De afgelopen weken stonden de Nederlandse kranten vol met verhalen dat de huidige monopolist op het gebied van sportweddenschappen, TOTO onlinecasinopoint.nl/toto/, meerjarige contracten heeft afgesloten met voetbalclubs uit de Nederlandse eredivisie (Eredivisie) om hun shirtmouwsponsor te worden. Dit komt niet als een verrassing, aangezien TOTO zijn positie aan het versterken is voor wanneer de markt voor kansspelen op afstand wordt opengesteld. Onder de nieuwe regeling voor kansspelen op afstand is sportsponsoring vrijgesteld van bepaalde reclamebeperkingen.

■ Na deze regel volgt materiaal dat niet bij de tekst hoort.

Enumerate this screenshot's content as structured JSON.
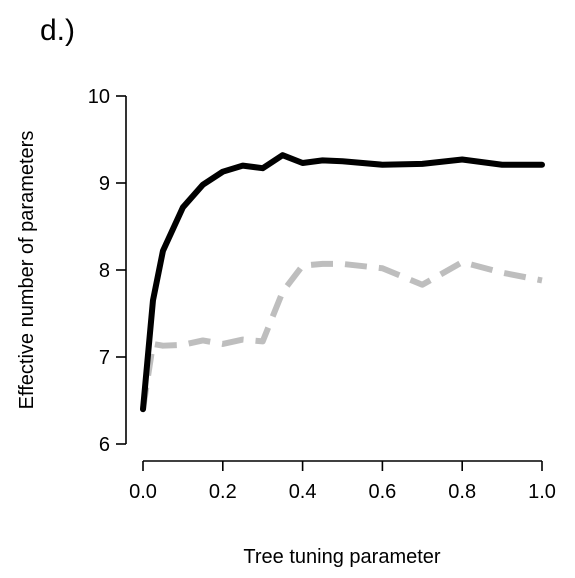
{
  "chart_data": {
    "type": "line",
    "panel_label": "d.)",
    "title": "",
    "xlabel": "Tree tuning parameter",
    "ylabel": "Effective number of parameters",
    "xlim": [
      0,
      1
    ],
    "ylim": [
      6,
      10
    ],
    "xticks": [
      0.0,
      0.2,
      0.4,
      0.6,
      0.8,
      1.0
    ],
    "xtick_labels": [
      "0.0",
      "0.2",
      "0.4",
      "0.6",
      "0.8",
      "1.0"
    ],
    "yticks": [
      6,
      7,
      8,
      9,
      10
    ],
    "ytick_labels": [
      "6",
      "7",
      "8",
      "9",
      "10"
    ],
    "grid": false,
    "legend": "none",
    "series": [
      {
        "color": "#000000",
        "style": "solid",
        "x": [
          0.0,
          0.025,
          0.05,
          0.1,
          0.15,
          0.2,
          0.25,
          0.3,
          0.35,
          0.4,
          0.45,
          0.5,
          0.6,
          0.7,
          0.8,
          0.9,
          1.0
        ],
        "y": [
          6.4,
          7.65,
          8.22,
          8.72,
          8.98,
          9.13,
          9.2,
          9.17,
          9.32,
          9.23,
          9.26,
          9.25,
          9.21,
          9.22,
          9.27,
          9.21,
          9.21
        ]
      },
      {
        "color": "#bebebe",
        "style": "dashed",
        "x": [
          0.0,
          0.025,
          0.05,
          0.1,
          0.15,
          0.2,
          0.25,
          0.3,
          0.35,
          0.4,
          0.45,
          0.5,
          0.6,
          0.7,
          0.8,
          0.9,
          1.0
        ],
        "y": [
          6.4,
          7.15,
          7.13,
          7.14,
          7.19,
          7.15,
          7.2,
          7.18,
          7.75,
          8.05,
          8.07,
          8.07,
          8.02,
          7.83,
          8.09,
          7.97,
          7.88
        ]
      }
    ]
  }
}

De Wet kansspelen op afstand wordt gestroomlijnd om in het eerste kwartaal van 2021 in werking te treden en zal verschillende onderdelen van bestaande wetgeving wijzigen, zoals de Regeling werving, reclame en verslavingspreventie kansspelen (RRAAP). In de gewijzigde RRAAP zal een definitie van sponsoring worden opgenomen die als volgt zal luiden «Het verstrekken van financiële of andere bijdragen als tegenprestatie voor de neutrale vermelding of vertoning van de naam, het handelsmerk, het beeldmerk of enig ander onderscheidend teken van de licentiehouder».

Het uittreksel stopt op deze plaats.